(This scene is an unpublished prologue to Not A Mistake)
Jordan glanced around the bustling café and saw no familiar faces. Thank God. She sank deeper into the battered sofa and raised the book higher to hide her face. Surely, with this particular paperback in her hands, anyone who caught a glimpse of the flaming blush on her cheeks would know exactly why she’d turned church-door red. More slowly, she reread the mortifying passage in Professor Lawrence’s book.
To indulge in sexual fantasies about a colleague, friend, or acquaintance is undoubtably a form of sexual abuse, rendering them an object with no opportunity to consent. Whether romantic or explicit, the fantasy inevitably alters the relationship—innocence and mutuality are lost. Furthermore, as reported in the case studies cited above, nearly all illicit transgressions begin with fantasies of breeching the appropriate boundaries of the relationship. The fantasy is the first step, the story that rationalizes the unethical behavior to come.
Was he right?
She’d certainly let her mind go wild imagining him without his permission. In an absurdly porn-esque scenario, she’d fantasized about him approaching her after class with a stern, “There’s something I need to speak to you about in private.” Once they were alone in his office, his gray eyes would burn with feral hunger and he would say, “I can’t resist anymore. I have to have you, just this once. Tell me you feel the same way.”

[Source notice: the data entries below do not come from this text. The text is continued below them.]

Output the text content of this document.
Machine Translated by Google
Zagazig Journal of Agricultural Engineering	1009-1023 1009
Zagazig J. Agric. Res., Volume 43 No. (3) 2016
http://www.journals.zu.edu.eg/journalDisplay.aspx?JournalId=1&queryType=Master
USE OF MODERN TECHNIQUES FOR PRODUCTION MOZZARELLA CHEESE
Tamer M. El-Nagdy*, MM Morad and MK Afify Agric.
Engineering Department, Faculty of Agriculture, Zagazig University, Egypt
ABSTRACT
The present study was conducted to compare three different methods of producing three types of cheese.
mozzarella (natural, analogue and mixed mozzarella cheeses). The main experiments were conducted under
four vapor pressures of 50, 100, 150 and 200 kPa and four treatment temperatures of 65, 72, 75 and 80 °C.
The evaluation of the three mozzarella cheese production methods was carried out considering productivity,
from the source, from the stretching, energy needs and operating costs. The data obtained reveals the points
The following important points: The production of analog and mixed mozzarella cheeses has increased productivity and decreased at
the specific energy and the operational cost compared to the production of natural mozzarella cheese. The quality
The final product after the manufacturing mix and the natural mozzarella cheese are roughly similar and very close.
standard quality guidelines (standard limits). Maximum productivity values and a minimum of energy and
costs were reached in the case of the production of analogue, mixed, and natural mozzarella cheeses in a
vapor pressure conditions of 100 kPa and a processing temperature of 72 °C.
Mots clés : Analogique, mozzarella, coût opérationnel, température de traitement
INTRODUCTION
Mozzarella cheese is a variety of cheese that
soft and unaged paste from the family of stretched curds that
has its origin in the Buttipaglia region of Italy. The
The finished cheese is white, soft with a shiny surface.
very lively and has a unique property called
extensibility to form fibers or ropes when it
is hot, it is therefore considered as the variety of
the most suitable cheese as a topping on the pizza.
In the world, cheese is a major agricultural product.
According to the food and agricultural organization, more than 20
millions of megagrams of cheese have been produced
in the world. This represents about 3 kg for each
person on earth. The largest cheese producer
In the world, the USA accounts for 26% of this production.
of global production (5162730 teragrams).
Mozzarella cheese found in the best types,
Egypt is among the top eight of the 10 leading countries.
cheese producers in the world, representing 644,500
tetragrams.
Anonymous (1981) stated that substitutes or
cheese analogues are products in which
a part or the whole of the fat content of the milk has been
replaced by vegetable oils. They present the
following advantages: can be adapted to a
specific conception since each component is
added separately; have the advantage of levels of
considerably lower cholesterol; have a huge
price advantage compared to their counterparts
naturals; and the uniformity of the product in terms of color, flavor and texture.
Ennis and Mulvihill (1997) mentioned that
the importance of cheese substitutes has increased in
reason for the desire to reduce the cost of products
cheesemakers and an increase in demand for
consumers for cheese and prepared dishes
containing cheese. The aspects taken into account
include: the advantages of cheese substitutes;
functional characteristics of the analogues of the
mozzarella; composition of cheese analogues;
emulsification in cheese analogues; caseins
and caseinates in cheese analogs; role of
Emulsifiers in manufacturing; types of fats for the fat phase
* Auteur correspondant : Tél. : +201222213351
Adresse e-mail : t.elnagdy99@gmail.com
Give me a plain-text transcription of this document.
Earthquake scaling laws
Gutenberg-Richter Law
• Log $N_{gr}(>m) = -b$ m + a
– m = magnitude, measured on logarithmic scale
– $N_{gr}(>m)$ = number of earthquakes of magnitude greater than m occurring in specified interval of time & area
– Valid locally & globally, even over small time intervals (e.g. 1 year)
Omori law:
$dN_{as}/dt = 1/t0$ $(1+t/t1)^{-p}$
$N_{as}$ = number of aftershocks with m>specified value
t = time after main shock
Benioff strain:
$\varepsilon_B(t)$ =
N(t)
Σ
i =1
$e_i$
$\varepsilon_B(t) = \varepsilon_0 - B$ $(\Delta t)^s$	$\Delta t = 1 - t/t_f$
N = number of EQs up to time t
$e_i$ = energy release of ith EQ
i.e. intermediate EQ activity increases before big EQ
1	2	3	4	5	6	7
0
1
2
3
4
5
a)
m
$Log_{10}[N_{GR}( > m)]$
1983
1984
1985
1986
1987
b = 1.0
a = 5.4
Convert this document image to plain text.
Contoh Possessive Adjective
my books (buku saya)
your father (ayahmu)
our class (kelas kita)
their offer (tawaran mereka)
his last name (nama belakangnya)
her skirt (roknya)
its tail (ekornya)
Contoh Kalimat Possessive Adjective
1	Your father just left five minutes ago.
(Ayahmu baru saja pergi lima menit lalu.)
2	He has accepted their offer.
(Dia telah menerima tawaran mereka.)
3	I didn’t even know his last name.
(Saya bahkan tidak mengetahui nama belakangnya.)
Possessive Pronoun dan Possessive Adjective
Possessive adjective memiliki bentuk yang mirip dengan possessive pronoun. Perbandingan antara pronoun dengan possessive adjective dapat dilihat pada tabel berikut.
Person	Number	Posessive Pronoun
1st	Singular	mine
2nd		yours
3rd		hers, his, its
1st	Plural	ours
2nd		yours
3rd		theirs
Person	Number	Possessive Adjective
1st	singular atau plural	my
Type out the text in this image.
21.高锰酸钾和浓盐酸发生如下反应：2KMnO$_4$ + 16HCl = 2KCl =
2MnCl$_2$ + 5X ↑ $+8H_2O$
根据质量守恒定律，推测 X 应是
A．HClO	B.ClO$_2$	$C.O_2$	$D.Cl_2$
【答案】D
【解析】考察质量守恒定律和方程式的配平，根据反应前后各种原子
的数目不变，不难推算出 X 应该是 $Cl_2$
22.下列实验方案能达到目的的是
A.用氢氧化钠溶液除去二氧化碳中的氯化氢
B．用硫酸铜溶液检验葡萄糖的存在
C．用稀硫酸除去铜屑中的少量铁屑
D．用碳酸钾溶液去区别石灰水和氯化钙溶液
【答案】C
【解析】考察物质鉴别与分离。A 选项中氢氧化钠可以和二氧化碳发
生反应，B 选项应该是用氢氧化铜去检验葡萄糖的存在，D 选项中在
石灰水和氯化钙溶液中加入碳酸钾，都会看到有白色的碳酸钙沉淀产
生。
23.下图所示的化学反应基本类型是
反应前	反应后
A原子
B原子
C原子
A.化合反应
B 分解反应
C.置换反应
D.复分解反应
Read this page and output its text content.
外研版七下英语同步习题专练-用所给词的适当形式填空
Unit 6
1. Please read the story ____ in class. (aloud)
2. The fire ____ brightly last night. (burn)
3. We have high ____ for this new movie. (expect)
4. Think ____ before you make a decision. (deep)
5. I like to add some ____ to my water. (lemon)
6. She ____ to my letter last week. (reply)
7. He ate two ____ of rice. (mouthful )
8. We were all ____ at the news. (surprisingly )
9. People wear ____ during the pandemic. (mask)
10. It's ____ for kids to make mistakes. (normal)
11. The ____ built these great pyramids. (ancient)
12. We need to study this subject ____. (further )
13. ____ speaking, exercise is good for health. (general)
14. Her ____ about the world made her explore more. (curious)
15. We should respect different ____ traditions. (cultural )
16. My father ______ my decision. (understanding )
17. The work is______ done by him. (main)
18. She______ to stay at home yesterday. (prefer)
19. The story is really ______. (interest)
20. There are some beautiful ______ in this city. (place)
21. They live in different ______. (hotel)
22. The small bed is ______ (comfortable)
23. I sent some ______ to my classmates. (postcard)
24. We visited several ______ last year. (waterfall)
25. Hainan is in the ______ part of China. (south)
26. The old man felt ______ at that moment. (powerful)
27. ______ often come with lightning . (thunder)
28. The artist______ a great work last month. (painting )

Jordan would step near his lean, powerful torso, feel the heat radiating off him, and say “You know I do,” before she kissed him.
She made sure always to wear a skirt to this particular fantasy, even though jeans were her standard seminary attire, so he could reach under it to cup her butt as he pulled her close, then bent her over the desk and said filthy, un-professorial things in her ear.
Sure, maybe she’d felt a little awkward the next time she saw him, but so what? No way were those lusty daydreams the first step leading anywhere. Dominic if-your-eye-causes-you-to-lust-gouge-it-out Lawrence would never sleep with a student, and she wouldn’t want him to. His principles, if somewhat rigid, were also entirely admirable.
Someone coughed and her skin tightened. Could a throat clearing sound familiar? Because, if so, that might very well be…She lowered the book just enough to peek over the top.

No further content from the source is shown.